You're not limited to just one selection chain. You can attach handlers to an arbitrary number of places in the code, including using the wildcard selectors child() and descendant().

NodeModel<MyData> model = new NodeModelBuilder<MyData>() {{
    elements("xml", "foo").child()
        .attach(new ChildOfFooHandler());
    element("xml")
        .descendant(with("action").equalTo("process"))
            .attach(new ActionHandler());
}}.build();

child() is roughly equivalent to /* in XPath, and descendant() is roughly equivalent to //.

You can also use the addTransition() method to link node states together directly. This allows for backwards or circular transitions that aren't otherwise possible in the SNAX syntax.

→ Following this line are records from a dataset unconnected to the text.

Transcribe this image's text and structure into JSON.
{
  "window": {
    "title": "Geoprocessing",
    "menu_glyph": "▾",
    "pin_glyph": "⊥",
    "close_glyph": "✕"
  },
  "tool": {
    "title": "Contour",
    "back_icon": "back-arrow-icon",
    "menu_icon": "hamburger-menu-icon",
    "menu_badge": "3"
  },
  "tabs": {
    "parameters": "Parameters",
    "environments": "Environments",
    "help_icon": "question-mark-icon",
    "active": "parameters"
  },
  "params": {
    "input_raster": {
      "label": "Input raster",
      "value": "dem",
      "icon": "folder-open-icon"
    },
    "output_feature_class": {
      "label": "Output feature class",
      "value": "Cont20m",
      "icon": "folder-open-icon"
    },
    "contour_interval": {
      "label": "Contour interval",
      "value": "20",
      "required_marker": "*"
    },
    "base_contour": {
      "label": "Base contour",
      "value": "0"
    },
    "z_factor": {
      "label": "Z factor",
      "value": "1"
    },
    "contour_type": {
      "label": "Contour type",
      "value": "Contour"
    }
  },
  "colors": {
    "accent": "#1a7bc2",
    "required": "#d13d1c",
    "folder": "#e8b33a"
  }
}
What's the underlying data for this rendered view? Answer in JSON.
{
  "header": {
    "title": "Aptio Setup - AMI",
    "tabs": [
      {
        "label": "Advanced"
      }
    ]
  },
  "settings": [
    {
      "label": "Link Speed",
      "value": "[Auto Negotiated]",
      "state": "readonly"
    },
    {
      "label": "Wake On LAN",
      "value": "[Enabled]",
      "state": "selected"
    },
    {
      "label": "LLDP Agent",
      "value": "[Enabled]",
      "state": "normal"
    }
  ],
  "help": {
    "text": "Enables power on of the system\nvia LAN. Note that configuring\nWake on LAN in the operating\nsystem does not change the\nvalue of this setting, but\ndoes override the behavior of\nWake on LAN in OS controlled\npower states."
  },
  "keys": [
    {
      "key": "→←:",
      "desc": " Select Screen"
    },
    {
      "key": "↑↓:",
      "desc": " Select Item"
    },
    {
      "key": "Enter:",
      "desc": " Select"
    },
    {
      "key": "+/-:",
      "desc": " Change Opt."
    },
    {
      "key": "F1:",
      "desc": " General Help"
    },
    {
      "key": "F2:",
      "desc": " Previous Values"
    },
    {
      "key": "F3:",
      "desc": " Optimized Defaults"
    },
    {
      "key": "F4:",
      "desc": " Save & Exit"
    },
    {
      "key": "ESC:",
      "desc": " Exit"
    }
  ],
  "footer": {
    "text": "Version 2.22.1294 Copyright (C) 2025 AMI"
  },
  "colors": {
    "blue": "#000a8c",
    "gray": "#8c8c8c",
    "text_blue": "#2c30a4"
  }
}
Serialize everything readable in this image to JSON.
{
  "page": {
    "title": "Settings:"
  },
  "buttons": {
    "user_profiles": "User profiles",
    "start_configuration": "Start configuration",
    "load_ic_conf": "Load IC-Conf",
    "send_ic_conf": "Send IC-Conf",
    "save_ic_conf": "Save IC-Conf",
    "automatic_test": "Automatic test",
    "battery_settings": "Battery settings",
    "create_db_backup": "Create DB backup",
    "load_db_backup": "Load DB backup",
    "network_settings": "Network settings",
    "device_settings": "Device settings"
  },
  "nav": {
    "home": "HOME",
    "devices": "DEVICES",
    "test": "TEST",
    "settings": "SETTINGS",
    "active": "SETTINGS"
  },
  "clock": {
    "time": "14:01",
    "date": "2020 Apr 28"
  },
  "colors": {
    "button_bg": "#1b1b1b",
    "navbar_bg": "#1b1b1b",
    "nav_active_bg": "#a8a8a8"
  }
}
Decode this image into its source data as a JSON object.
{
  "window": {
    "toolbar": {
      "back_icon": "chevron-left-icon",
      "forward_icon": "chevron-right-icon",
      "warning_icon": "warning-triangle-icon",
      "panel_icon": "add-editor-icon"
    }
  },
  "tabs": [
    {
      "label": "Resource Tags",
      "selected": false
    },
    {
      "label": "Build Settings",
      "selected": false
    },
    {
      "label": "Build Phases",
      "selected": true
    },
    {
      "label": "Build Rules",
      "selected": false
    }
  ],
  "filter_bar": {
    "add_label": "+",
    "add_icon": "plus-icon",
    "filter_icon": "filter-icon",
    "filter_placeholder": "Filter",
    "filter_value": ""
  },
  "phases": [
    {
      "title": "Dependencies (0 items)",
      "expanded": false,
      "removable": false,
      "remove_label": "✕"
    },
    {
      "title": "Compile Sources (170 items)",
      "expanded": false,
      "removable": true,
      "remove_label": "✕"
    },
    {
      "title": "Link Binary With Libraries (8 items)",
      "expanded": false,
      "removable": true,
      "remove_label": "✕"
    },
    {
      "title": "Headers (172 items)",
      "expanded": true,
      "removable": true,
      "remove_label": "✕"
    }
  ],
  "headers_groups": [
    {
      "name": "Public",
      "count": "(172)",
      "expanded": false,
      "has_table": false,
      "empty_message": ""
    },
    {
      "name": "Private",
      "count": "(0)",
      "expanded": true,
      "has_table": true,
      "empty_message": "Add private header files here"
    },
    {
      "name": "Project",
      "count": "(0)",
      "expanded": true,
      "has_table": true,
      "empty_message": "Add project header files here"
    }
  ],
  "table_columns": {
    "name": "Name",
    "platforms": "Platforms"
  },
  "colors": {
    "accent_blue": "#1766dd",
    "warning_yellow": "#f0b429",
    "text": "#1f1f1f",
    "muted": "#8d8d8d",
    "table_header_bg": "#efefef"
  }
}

NodeModel<MyData> model = new NodeModelBuilder<MyData>() {{
    ElementSelector<MyData> fooSelector = elements("xml", "foo");
    ElementSelector<MyData> barSelector = fooSelector.element("bar");
    // <bar> can contain nested <foo> elements, to arbitrary depth
    barSelector.addTransition("foo", fooSelector);
    // ....
}}

Trickier stuff: Rule Ordering and Evaluation

Only a single selector will be matched against a given element. Selectors are tested in the order they are declared. If no selector is found, any outstanding descendant() selectors are tested against the element, searching upwards through the stack.

The implications of this can be subtle, but they are consistent. Consider this model:

NodeModel<MyData> model = new NodeModelBuilder<MyData>() {{
    elements(with("foo").equalTo("bar")).attach(new Handler1());
    element("xml").attach(new Handler2());
}}.build();

If this model is used to parse the string <xml foo="bar"/>, the Handler1 instance will receive callbacks, but the Handler2 instance will not, because as soon as the xml element is matched against the first rule, the selection process ends.

This case demonstrates how explicit rules take precedence over descendant() rules:

NodeModel<MyData> model = new NodeModelBuilder<MyData>() {{
    elements("foo", "bar").attach(new Handler1());
    descendant("bar").attach(new Handler2());
}}.build();

When applied to <foo><bar/></foo>, the Handler1 instance will get callbacks, but the Handler2 instance will not, because the explicit selectors are tested first.

Lastly, more recent descendant() rules take precedence over ones declared further up the tree. This could become an issue in a situation like this:

NodeModel<MyData> model = new NodeModelBuilder<MyData>() {{
    element("xml").descendant("bar").attach(new Handler1());
    descendant("bar").attach(new Handler2());
}}.build();

When used to parse the string <xml><bar /></xml>, the Handler1 instance will get the callbacks for <bar>, while the Handler2 instance will not -- the more specific descendant() rule masks the less-specific one.

Nesting build selectors

As mentioned above, ElementHandler supports a method called build(). Unlike the other ElementHandler methods that receive callbacks during the parse operation, build() is called during model construction. When an ElementHandler is attached, its build() method is called, passing the NodeModelBuilder instance that is constructing the model.

This allows some limited encapsulation and reuse of model logic:

NodeModel<MyData> model = new NodeModelBuilder<MyData>() {{
    elements("xml", "foo").attach(new FooHandler());
}}.build();

// ... elsewhere ...
class FooHandler extends DefaultHandler<MyData> {
    @Override
    public build(NodeModelBuilder<MyData> builder) {
        builder.element("bar").attach(new BarHandler());
        builder.element("quux", with("id")).attach(new QuuxHandler());
    }
}

This feature is somewhat experimental, and it's not clear how useful it actually is. In particular, the generic type may get in the way. (Or possible the APIs need to be switched to bounded generics.)